Meta announced Thursday it had banned Cyber Front Z, a pro-Russia troll group that purported to mobilize harassment by supporters of Vladimir Putin's war in Ukraine through a public Telegram channel.
The group's activities had raised concerns that, by moving off of the biggest social media platforms to coordinate real people who would then post back on Instagram or YouTube, the Moscow-allied group might be evading the major sites' focus on taking down networks of fake personas. Research reviewed by Protocol had documented spikes of dozens of comments and posts, often in Russian, by both inauthentic and "seemingly authentic" users. The activity would come soon after calls on Cyber Front Z's Telegram channel, which has 100,000 followers.
Yet Meta cybersecurity officials told reporters on Thursday that almost all of the group's work on Instagram was done by inauthentic accounts. Research released by the company as part of its quarterly threat reports said the efforts originated primarily with trolls who rarely bothered to even try to establish legitimacy or personality before posting as part of "a typing pool to flood pro-Ukrainian posts."
Meta concluded in its report that Cyber Front Z hadn't "succeeded in rallying substantial authentic support online as part of this operation." The report details failures by the group, despite calls on Telegram, to get any comments onto the accounts of the Finnish prime minister or the actor Morgan Freeman. Cyber Front Z also appears to have directed followers to a long-abandoned Facebook fan page for U.K. Foreign Secretary Liz Truss rather than her actual page.

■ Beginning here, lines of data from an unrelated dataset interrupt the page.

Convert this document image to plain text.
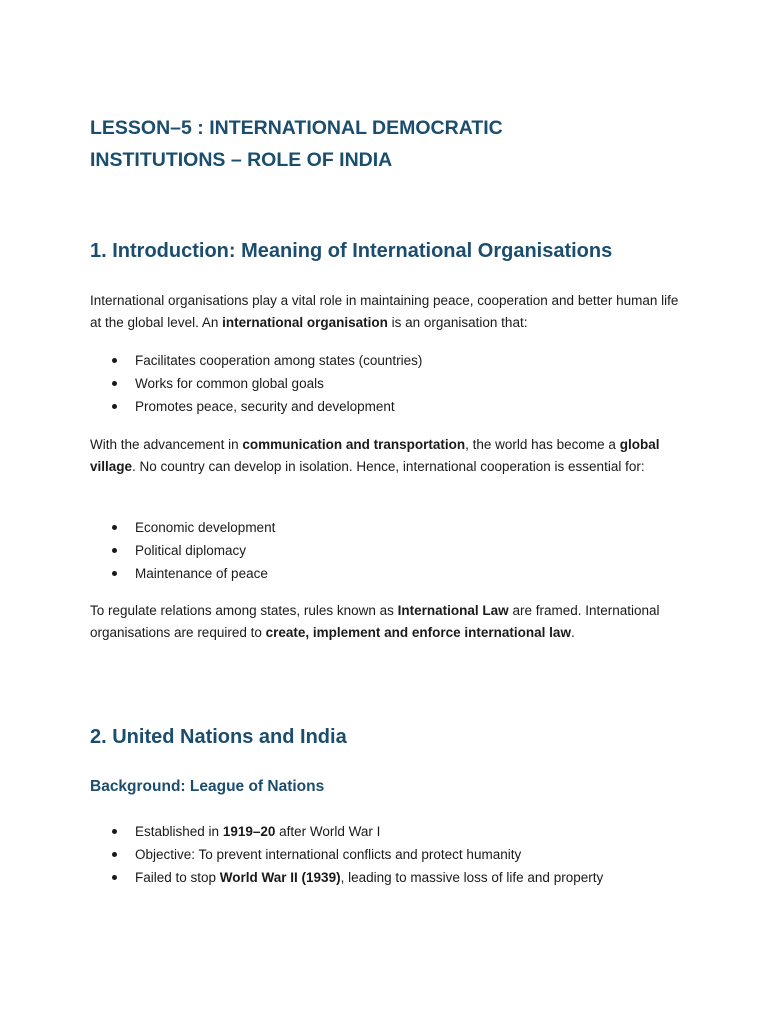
LESSON–5 : INTERNATIONAL DEMOCRATIC
INSTITUTIONS – ROLE OF INDIA
1. Introduction: Meaning of International Organisations

International organisations play a vital role in maintaining peace, cooperation and better human life at the global level. An international organisation is an organisation that:

Facilitates cooperation among states (countries)
Works for common global goals
Promotes peace, security and development

With the advancement in communication and transportation, the world has become a global village. No country can develop in isolation. Hence, international cooperation is essential for:

Economic development
Political diplomacy
Maintenance of peace

To regulate relations among states, rules known as International Law are framed. International organisations are required to create, implement and enforce international law.

2. United Nations and India
Background: League of Nations
Established in 1919–20 after World War I
Objective: To prevent international conflicts and protect humanity
Failed to stop World War II (1939), leading to massive loss of life and property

The troll group's presence included 1,000 Instagram accounts with about 49,000 followers between them, as well as 45 accounts on Facebook, according to Meta. The company has faced years of criticism over its handling of influence networks around the world, including Russian attempts to meddle in U.S. politics, and Meta officials insisted Thursday that Cyber Front Z does not reveal a successful use of Facebook or Instagram as part of the information front in the war in Ukraine. Rather, the company cast Cyber Front Z as a group of trolls inflating its own power even as it ran a shoddy and amateurish campaign.
Meta officials also said they had not yet encountered significant coordinated inauthentic behavior aimed at the U.S. midterm election in November, but they said they're particularly alert to other campaigns that would engage in "perception hacking" to try to overstate their influence as a way to erode trust in the democratic process.
"It’s the operation that drops the ice cube and tries to convince people that there’s an iceberg there," Ben Nimmo, Meta's global threat intelligence lead, told Protocol. "That is a ploy which is aimed at situations where people are aware but don’t quite grasp the details."
In addition to Cyber Front Z, Meta's quarterly report detailed efforts to take more action against what the company called "emerging harms networks," including efforts to harass targets through mass reporting of their content in Indonesia and a brigading network of cyber-bullies in India.